3. В «Повести о безымянном духе и черной матушке» Александра Давыдова[14] рассказывается о неком духе, который с целью обретения полноценного бытия и собственного имени создает свой собственный мифологический мир. Повествование строится на основе поисков полного воплощения безымянного духа, обретения им подлинного, не искусственного бытия через посредство демиургического действа письма, создающего миф конкретной (литературной) реальности. Создаваемый им искусственный мир населяется далеко не дружелюбными к их создателю мифологическими персонажами. Черная матушка – одновременно женская ипостась творческого начала и смерти – помогает безымянному духу одухотворить его мир, засевая поле «страхом, надеждой, нежностью, мечтой, грустью и сожалением». Однако, в результате потерпев фиаско, так и не сумев овладеть собственным Именем, безымянный дух вынужден покинуть свой мир: «Уже готов был дурачок в путь по темным пространствам, где, как горчинка в вине, растворена его матушка, к дальней звезде, что в ее ухе качается и манит. А матушка ему на ухо шепчет: – Унесу я тебя далеко, моего мальчика, моего суженого. Встану я на ноги, пойду по черной земле, украду тебя из миров и пространства, в даль далей унесу, и там станем мы жить вместе. Лежал ты в поле, всеми забытый и брошенный, не в мире самом, а лишь возле. Теперь унесу я тебя, в самую глубь, и будешь ты жить в самой сердцевинке».

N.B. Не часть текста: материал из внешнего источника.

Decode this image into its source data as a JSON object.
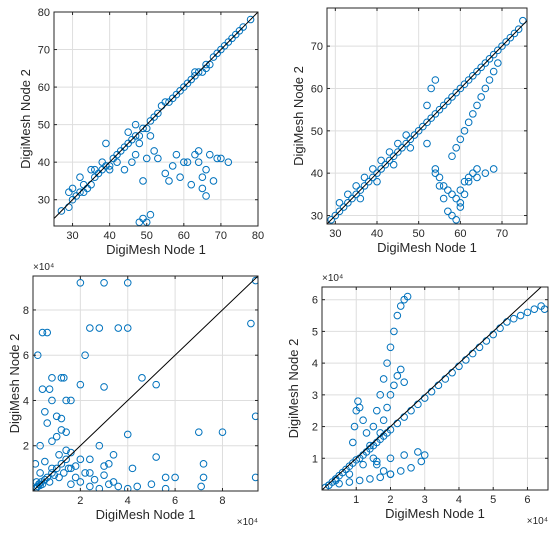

Здесь важен пантеистический мотив растворенности «черной матушки», а вместе с ней и уносимого ею безымянного духа в «темных пространствах», который отсылает нас к участи разлитого в водах гомункула и просыпавшегося снегом на землю ястреба.[15]

5. «Вас ист дас инкубус-недоносок» и «жажда слиться с богом как с пейзажем»

В данном параграфе в качестве исчерпывающего комментария к вышеизложенным соображениям мы приводим выразительные выдержки из трезво-ироничных стихотворений И. Бродского «Два часа в резервуаре» и «Разговор с небожителем». Дабы избежать риска тавтологичности, мы оставляем эти цитаты без каких-либо сопроводительных пояснений, выделяя особенно важные в контексте наших рассуждений места курсивом (отметим только, что намеченное в стихотворении «Два часа в резервуаре» различение мистики и метафизики – «и жизнь видна уже не дальше черта» – содержит в себе полемическое различие образов Ястреба и Недоноска, а также что Небожитель, «одной из кукол пересекающий полночный купол», – по сути, все тот же инкубус).